Barman: -aunque no lo creas, esta chica tiene un don especial leyendo el futuro-
Martín: -enserio? no lo parece-
Barman: -es así como lo ves, ella me ayudo mucho tanto en mi vida amorosa, como en la salud y el dinero... y a diferencia de a vos, a mi siempre me cobro, así que si dijo que ve algo interesante en vos...-
Martín: -esta bien, esta bien... lo voy a hacer-
El joven se acerca a la mesa donde esta la muchacha, mientras ella saca de su cartera un extraño mazo de cartas y empieza a mezclarlas como toda una profesional, luego de un rato ella deja el mazo sobre la mesa, coloca algunas cartas dadas vuelta enfrente suyo, las mira y luego mira al muchacho.
Cata: -interesante... saca una carta del mazo por favor-
Martín saca la primer carta del mazo y se la muestra.
Cata: -guoo... je! que es lo que hiciste chico?-
El joven la mira sorprendido, no entendía lo que ella quería decirle, mientras ella seguía sacando cartas.
Martín: -a que te referís?-
Cata: -veo... veo mucho misterio y oscuridad, puedo ver una búsqueda que parece no terminar, pero mas que nada veo... MUERTE...-
Martin: -que!?-
Cata: -veo... veo caos! desesperación! y sigo viendo muerte...-
Martin: -ok, espera un momento!-
La chica de repente empieza a temblar, parece como si estuviese congelada muy asustada a la ves.
Cata: -que es esto? que has hecho?-
Martín estaba tan asustado como ella, que quería decir? por que se puso así? la joven no paraba de temblar hasta que escucho una voz detrás de ella, una voz que hizo que su piel se tornara pálida como la nieve.

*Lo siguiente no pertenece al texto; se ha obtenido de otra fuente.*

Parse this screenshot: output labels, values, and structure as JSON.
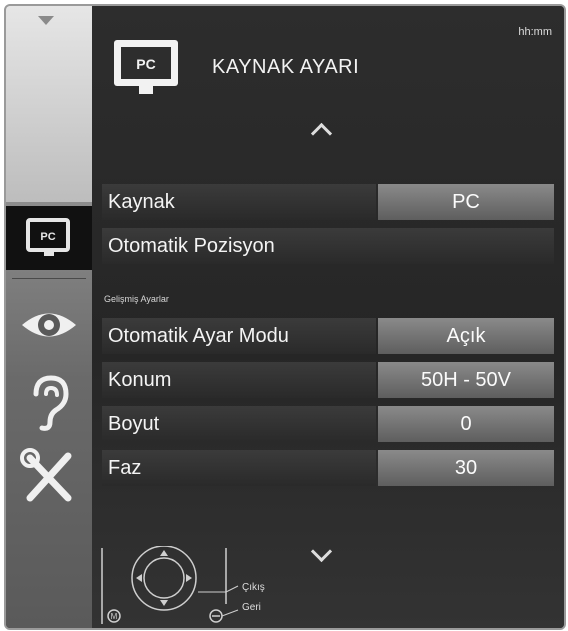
{
  "header": {
    "title": "KAYNAK AYARI",
    "clock": "hh:mm",
    "icon": "pc-icon",
    "icon_text": "PC"
  },
  "sidebar": {
    "items": [
      {
        "icon": "pc-icon",
        "label": "PC",
        "active": true
      },
      {
        "icon": "eye-icon"
      },
      {
        "icon": "ear-icon"
      },
      {
        "icon": "tools-icon"
      }
    ]
  },
  "menu": {
    "rows": [
      {
        "label": "Kaynak",
        "value": "PC"
      },
      {
        "label": "Otomatik Pozisyon"
      }
    ],
    "section_title": "Gelişmiş Ayarlar",
    "advanced_rows": [
      {
        "label": "Otomatik Ayar Modu",
        "value": "Açık"
      },
      {
        "label": "Konum",
        "value": "50H - 50V"
      },
      {
        "label": "Boyut",
        "value": "0"
      },
      {
        "label": "Faz",
        "value": "30"
      }
    ]
  },
  "footer": {
    "exit_label": "Çıkış",
    "back_label": "Geri",
    "menu_button": "M"
  }
}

Muerte: -Martín, nos vamos? hay cosas que hacer...-
Catalina al verlo salto de su silla y empezó a gritar como loca. El Barman y Martín se asustaron al verla así. La Muerte en cambio, estaba sorprendido pero no movió ni un musculo.

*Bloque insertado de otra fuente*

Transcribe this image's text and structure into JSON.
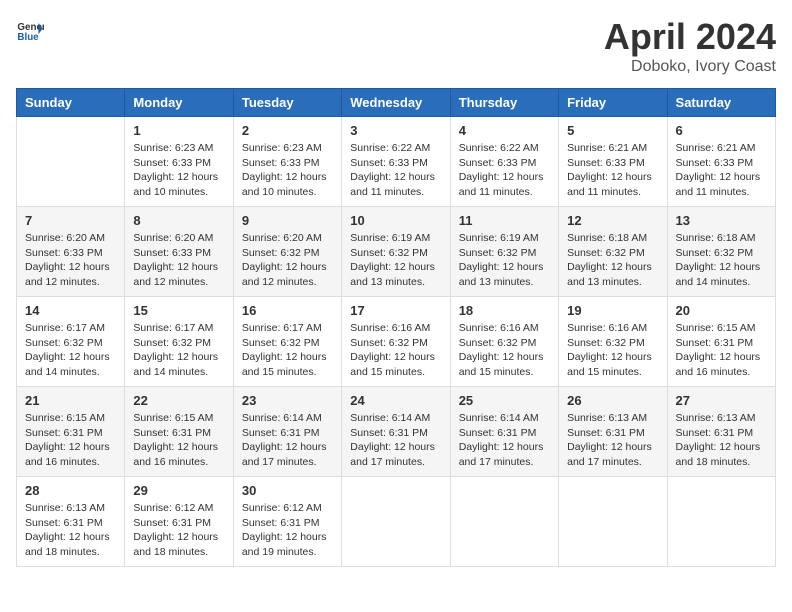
{
  "header": {
    "logo_general": "General",
    "logo_blue": "Blue",
    "title": "April 2024",
    "subtitle": "Doboko, Ivory Coast"
  },
  "days_of_week": [
    "Sunday",
    "Monday",
    "Tuesday",
    "Wednesday",
    "Thursday",
    "Friday",
    "Saturday"
  ],
  "weeks": [
    [
      {
        "day": "",
        "info": ""
      },
      {
        "day": "1",
        "info": "Sunrise: 6:23 AM\nSunset: 6:33 PM\nDaylight: 12 hours\nand 10 minutes."
      },
      {
        "day": "2",
        "info": "Sunrise: 6:23 AM\nSunset: 6:33 PM\nDaylight: 12 hours\nand 10 minutes."
      },
      {
        "day": "3",
        "info": "Sunrise: 6:22 AM\nSunset: 6:33 PM\nDaylight: 12 hours\nand 11 minutes."
      },
      {
        "day": "4",
        "info": "Sunrise: 6:22 AM\nSunset: 6:33 PM\nDaylight: 12 hours\nand 11 minutes."
      },
      {
        "day": "5",
        "info": "Sunrise: 6:21 AM\nSunset: 6:33 PM\nDaylight: 12 hours\nand 11 minutes."
      },
      {
        "day": "6",
        "info": "Sunrise: 6:21 AM\nSunset: 6:33 PM\nDaylight: 12 hours\nand 11 minutes."
      }
    ],
    [
      {
        "day": "7",
        "info": "Sunrise: 6:20 AM\nSunset: 6:33 PM\nDaylight: 12 hours\nand 12 minutes."
      },
      {
        "day": "8",
        "info": "Sunrise: 6:20 AM\nSunset: 6:33 PM\nDaylight: 12 hours\nand 12 minutes."
      },
      {
        "day": "9",
        "info": "Sunrise: 6:20 AM\nSunset: 6:32 PM\nDaylight: 12 hours\nand 12 minutes."
      },
      {
        "day": "10",
        "info": "Sunrise: 6:19 AM\nSunset: 6:32 PM\nDaylight: 12 hours\nand 13 minutes."
      },
      {
        "day": "11",
        "info": "Sunrise: 6:19 AM\nSunset: 6:32 PM\nDaylight: 12 hours\nand 13 minutes."
      },
      {
        "day": "12",
        "info": "Sunrise: 6:18 AM\nSunset: 6:32 PM\nDaylight: 12 hours\nand 13 minutes."
      },
      {
        "day": "13",
        "info": "Sunrise: 6:18 AM\nSunset: 6:32 PM\nDaylight: 12 hours\nand 14 minutes."
      }
    ],
    [
      {
        "day": "14",
        "info": "Sunrise: 6:17 AM\nSunset: 6:32 PM\nDaylight: 12 hours\nand 14 minutes."
      },
      {
        "day": "15",
        "info": "Sunrise: 6:17 AM\nSunset: 6:32 PM\nDaylight: 12 hours\nand 14 minutes."
      },
      {
        "day": "16",
        "info": "Sunrise: 6:17 AM\nSunset: 6:32 PM\nDaylight: 12 hours\nand 15 minutes."
      },
      {
        "day": "17",
        "info": "Sunrise: 6:16 AM\nSunset: 6:32 PM\nDaylight: 12 hours\nand 15 minutes."
      },
      {
        "day": "18",
        "info": "Sunrise: 6:16 AM\nSunset: 6:32 PM\nDaylight: 12 hours\nand 15 minutes."
      },
      {
        "day": "19",
        "info": "Sunrise: 6:16 AM\nSunset: 6:32 PM\nDaylight: 12 hours\nand 15 minutes."
      },
      {
        "day": "20",
        "info": "Sunrise: 6:15 AM\nSunset: 6:31 PM\nDaylight: 12 hours\nand 16 minutes."
      }
    ],
    [
      {
        "day": "21",
        "info": "Sunrise: 6:15 AM\nSunset: 6:31 PM\nDaylight: 12 hours\nand 16 minutes."
      },
      {
        "day": "22",
        "info": "Sunrise: 6:15 AM\nSunset: 6:31 PM\nDaylight: 12 hours\nand 16 minutes."
      },
      {
        "day": "23",
        "info": "Sunrise: 6:14 AM\nSunset: 6:31 PM\nDaylight: 12 hours\nand 17 minutes."
      },
      {
        "day": "24",
        "info": "Sunrise: 6:14 AM\nSunset: 6:31 PM\nDaylight: 12 hours\nand 17 minutes."
      },
      {
        "day": "25",
        "info": "Sunrise: 6:14 AM\nSunset: 6:31 PM\nDaylight: 12 hours\nand 17 minutes."
      },
      {
        "day": "26",
        "info": "Sunrise: 6:13 AM\nSunset: 6:31 PM\nDaylight: 12 hours\nand 17 minutes."
      },
      {
        "day": "27",
        "info": "Sunrise: 6:13 AM\nSunset: 6:31 PM\nDaylight: 12 hours\nand 18 minutes."
      }
    ],
    [
      {
        "day": "28",
        "info": "Sunrise: 6:13 AM\nSunset: 6:31 PM\nDaylight: 12 hours\nand 18 minutes."
      },
      {
        "day": "29",
        "info": "Sunrise: 6:12 AM\nSunset: 6:31 PM\nDaylight: 12 hours\nand 18 minutes."
      },
      {
        "day": "30",
        "info": "Sunrise: 6:12 AM\nSunset: 6:31 PM\nDaylight: 12 hours\nand 19 minutes."
      },
      {
        "day": "",
        "info": ""
      },
      {
        "day": "",
        "info": ""
      },
      {
        "day": "",
        "info": ""
      },
      {
        "day": "",
        "info": ""
      }
    ]
  ]
}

Cata: -vos! VOS! por que estas acá!? por que viniste!?-
Barman: -Catalina tranquila!-
Cata: *al barman* -no te atrevas a tocarme!-
Hubo un segundo de silencio, solo se escuchaba la agitada respiración de la chica mientras miraba fijamente al joven de ropa oscura, pero este solo la miraba con seriedad solo hasta que ella volvió a hablar.

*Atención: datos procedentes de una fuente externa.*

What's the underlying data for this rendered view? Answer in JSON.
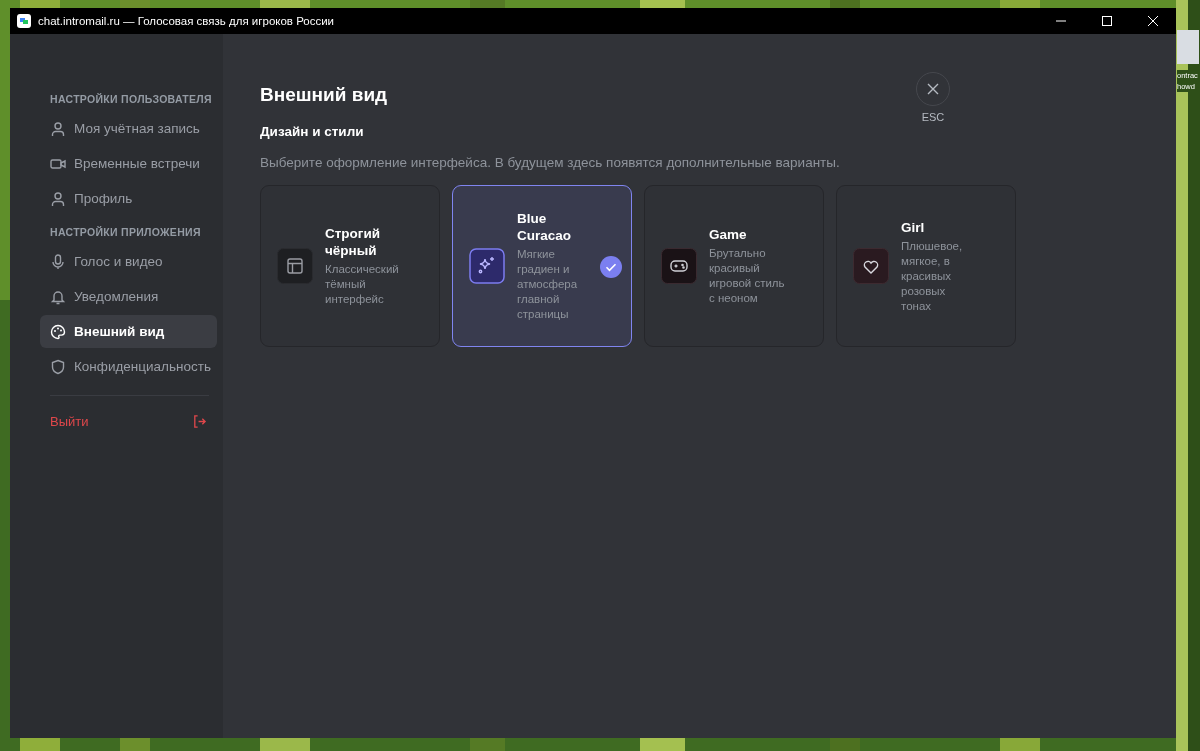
{
  "desktop": {
    "icon": {
      "label": "ontrac howd"
    }
  },
  "window": {
    "title": "chat.intromail.ru — Голосовая связь для игроков России"
  },
  "sidebar": {
    "sections": [
      {
        "heading": "НАСТРОЙКИ ПОЛЬЗОВАТЕЛЯ",
        "items": [
          {
            "label": "Моя учётная запись",
            "selected": false
          },
          {
            "label": "Временные встречи",
            "selected": false
          },
          {
            "label": "Профиль",
            "selected": false
          }
        ]
      },
      {
        "heading": "НАСТРОЙКИ ПРИЛОЖЕНИЯ",
        "items": [
          {
            "label": "Голос и видео",
            "selected": false
          },
          {
            "label": "Уведомления",
            "selected": false
          },
          {
            "label": "Внешний вид",
            "selected": true
          },
          {
            "label": "Конфиденциальность",
            "selected": false
          }
        ]
      }
    ],
    "logout": "Выйти"
  },
  "page": {
    "title": "Внешний вид",
    "subtitle": "Дизайн и стили",
    "description": "Выберите оформление интерфейса. В будущем здесь появятся дополнительные варианты.",
    "close_hint": "ESC",
    "themes": [
      {
        "name": "Строгий чёрный",
        "description": "Классический тёмный интерфейс",
        "selected": false
      },
      {
        "name": "Blue Curacao",
        "description": "Мягкие градиен и атмосфера главной страницы",
        "selected": true
      },
      {
        "name": "Game",
        "description": "Брутально красивый игровой стиль с неоном",
        "selected": false
      },
      {
        "name": "Girl",
        "description": "Плюшевое, мягкое, в красивых розовых тонах",
        "selected": false
      }
    ]
  }
}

Cata: -vos sos... La Muerte...-
CONTINUARA...
Lo que en un principio había sido una salida de compras para el almuerzo, termino siendo una persecución a alguna especie de aparición que solo La Muerte podía ver. Esa cosa lo estaba llamando y lo guió hacia la ya destruida casa de Gustavo. La Muerte no sabia por que razón esa cosa lo llevo hasta ese lugar si era obvio que allí no estaría el chico gótico que tanto buscaban.
Maria se coloco al lado de a su compañero quien no paraba de observar esa casa de color negro producto de el incendio.
Maria: -sucede algo?-
Muerte: -no estoy seguro...-
La muerte camina hacia la puerta de la casa sacando las cintas de precaución de su camino y tratando de ingresar.
Maria: -espera! que estas haciendo!? Eduardo!-
Este la ignora e ingresa a la casa sin importancia. Maria lo llama nuevamente sin respuesta alguna, mira para todos lados y corre detrás de su acompañante. Al ingresar a la casa deja las bolsas en el suelo y se acerca a el joven que estaba parado en medio de el living.
La casa de por si se veía terrorífica desde fuera y estaba mucho peor por dentro, el piso aun estaba húmedo gracias a los bomberos, los muebles estaban destruidos y el aroma, ese olor a humedad mezclado con madera y plástico quemados... esa casa no era para nada un lugar agradable.
La Muerte solo estaba quieto mirando todo detenidamente, lo que ponía a su compañera algo nerviosa.
Maria: -que se supone que estamos buscando?-
Muerte: -no lo se...-
Dicho esto, el muchacho camina hacia la cocina, que estaba igual de destruida que el living, con sus muebles y la comida literalmente carbonizados. Maria no podía creer lo que estaba haciendo, ni tampoco podía creer el hecho de que ella estuviera acompañándolo.
El joven caminaba en silencio con una fuerte mirada de concentración. Ella solamente lo seguía por detrás...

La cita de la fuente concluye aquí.